I gestori dei lidi balneari della riviera di Ponente hanno incontrato questa mattina a palazzo dell’Aquila il sindaco Pippo Midili per evidenziare le difficoltà che si ritrovano ad affrontare per l’elevato importo delle bollette ricevute, riguardanti principalmente il servizio di igiene urbana. Addirittura molti sarebbero in ritardo di diversi annualità e qualcuno si è visto raddoppiare, vista la morosità anche l’importo iniziale, ritrovandosi con cifre rilevanti da dover versare alle casse comunali. «I lidi – è stato detto dai gestori durante l’incontro – non possono essere considerati beni di lusso.  Forniamo servizi e lavoriamo solo un paio di mesi all’anno. Sappiamo che le tasse vanno pagate ma non bollette di questo importo».

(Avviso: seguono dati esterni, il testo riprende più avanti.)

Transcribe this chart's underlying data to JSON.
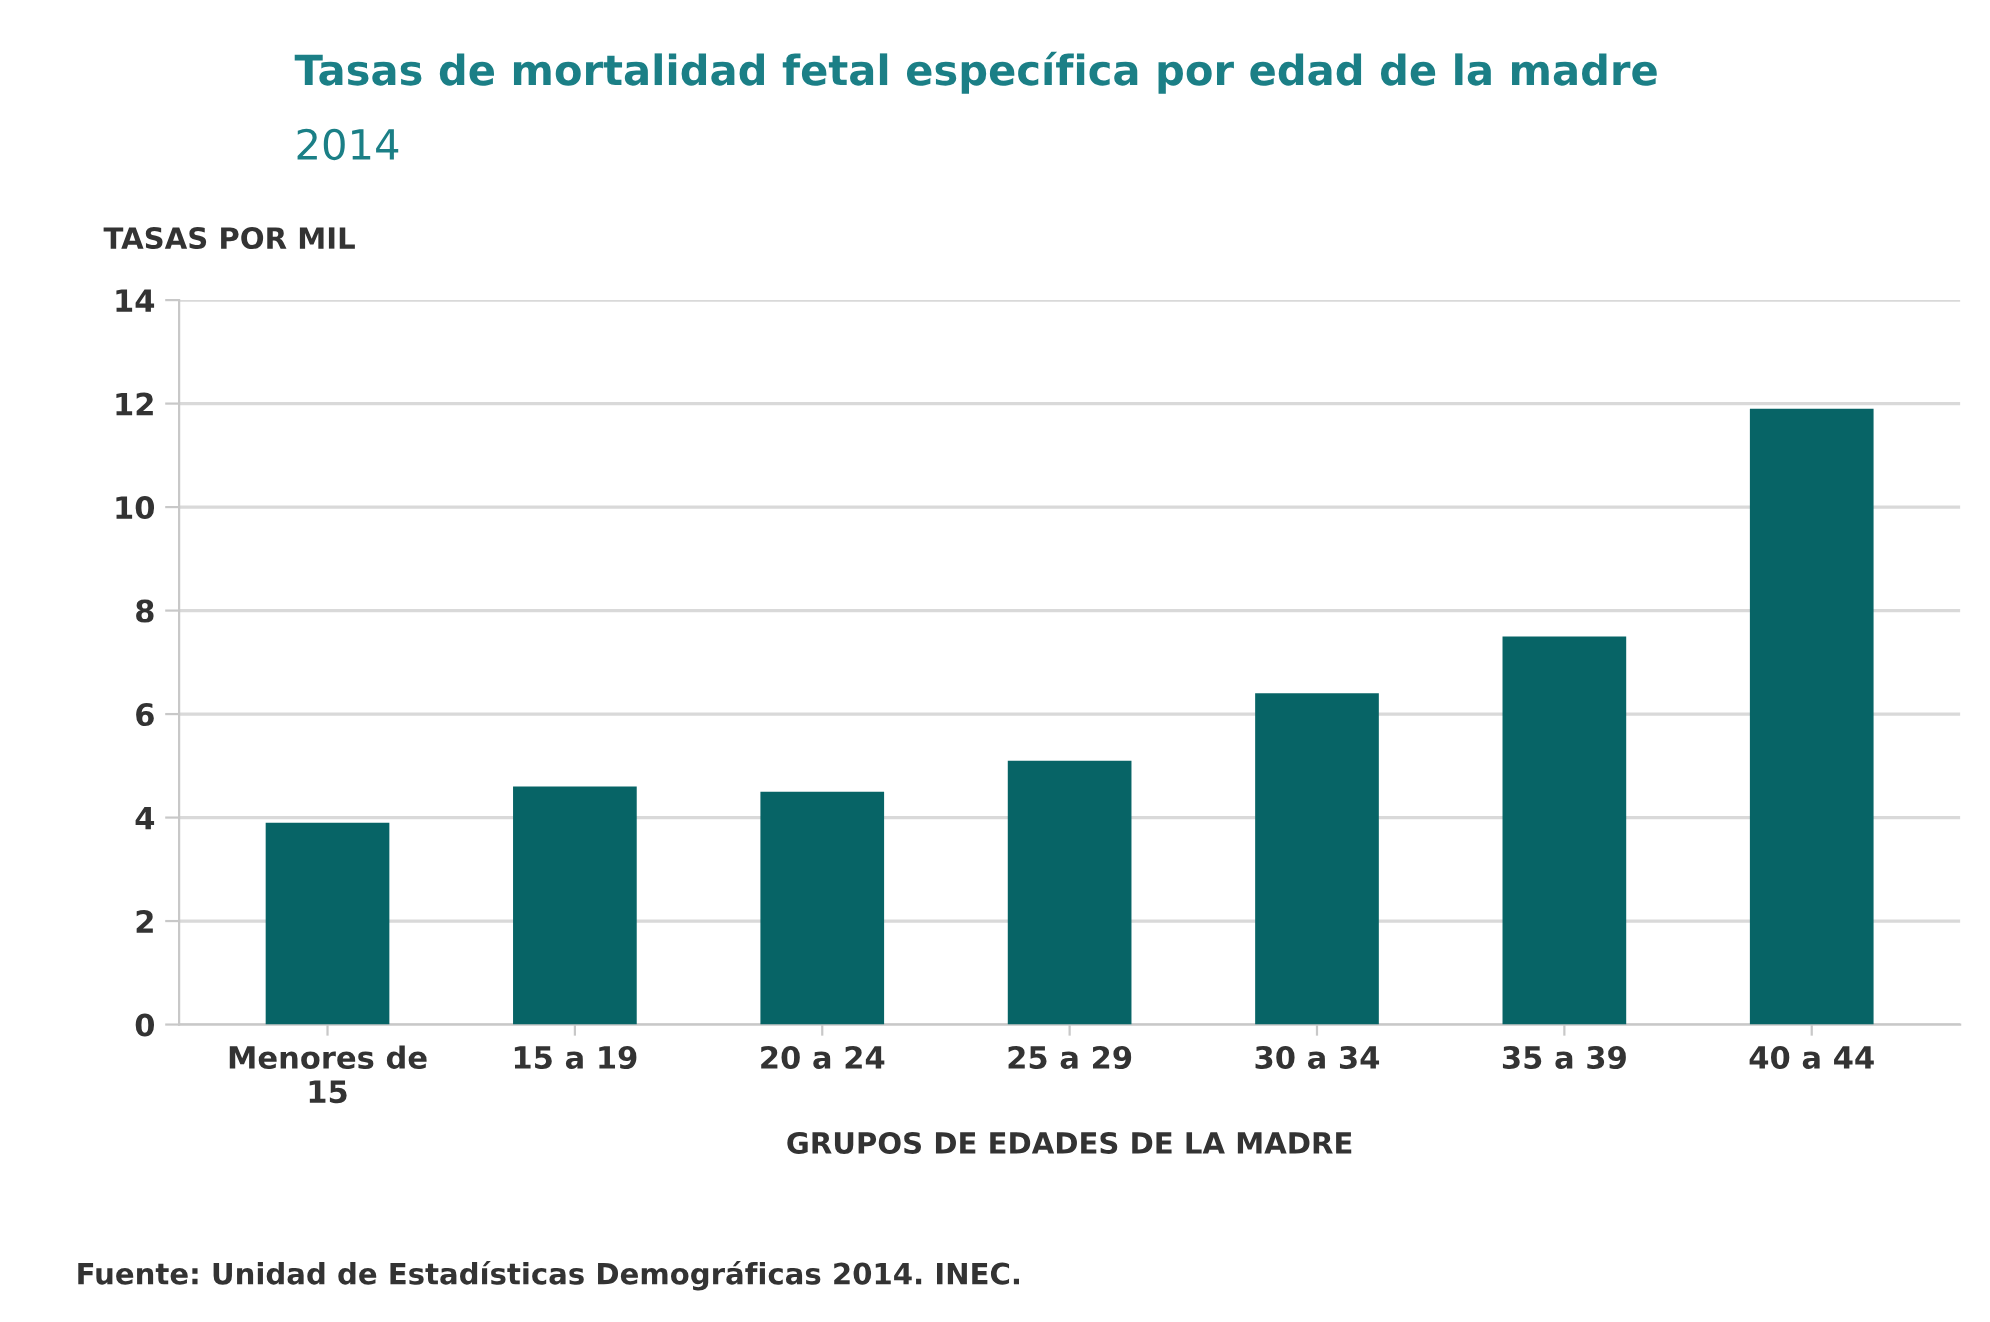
{
  "chart_data": {
    "type": "bar",
    "title": "Tasas de mortalidad fetal específica por edad de la madre",
    "subtitle": "2014",
    "ylabel": "TASAS POR MIL",
    "xlabel": "GRUPOS DE EDADES DE LA MADRE",
    "categories": [
      "Menores de\n15",
      "15 a 19",
      "20 a 24",
      "25 a 29",
      "30 a 34",
      "35 a 39",
      "40 a 44"
    ],
    "values": [
      3.9,
      4.6,
      4.5,
      5.1,
      6.4,
      7.5,
      11.9
    ],
    "color": "#076466",
    "ylim": [
      0,
      14
    ],
    "yticks": [
      0,
      2,
      4,
      6,
      8,
      10,
      12,
      14
    ],
    "grid": "y",
    "legend": false,
    "annotations": [
      "Fuente: Unidad de Estadísticas Demográficas 2014. INEC."
    ]
  }
}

Alcuni dei gestori milazzesi hanno presentato ricorso alla commissione tributaria per gli importi notificati, aprendo così un contenzioso col Comune. In ciò sostenuti dalle associazioni di categoria che sostengono che la tassa sui rifiuti che attiene alle attività balneari viene calcolata tenendo conto non solo degli spazi effettivamente occupati dall’attività di ristorazione di pertinenza dei lidi, ma di tutto l’arenile. Questo fa sì che, aumentando la superficie presa in esame per il calcolo dell’imposta, aumenti a dismisura anche l’importo della tassa stessa.
Da qui la richiesta di ridiscutere i termini della questione “per far sì che tutti paghino le tasse, ma paghino il giusto”.
Il sindaco Midili ha precisato che da quando si è insediato si è limitato a far trasmettere le bollete non inviate e ha spiegato che i lidi non sono sicuramente considerati “beni di lusso” e che le tariffe sono previste dalla legge. «Il Comune – ha chiarito – definisce solo il costo del servizio, non la tariffa fissata da una legge del 1997. Nel caso dei lidi applichiamo anche uno sconto del 25 per cento collegandolo proprio alla stagionalità. Per le bollette del passato gli importi sono aumentati, anche del 100 per cento, proprio quale sanzione per morosità. Per il futuro cercheremo di trovare qualche soluzione, qualora questa sia possibile, muovendoci sempre nell’ambito della normativa che non può essere assolutamente derogata».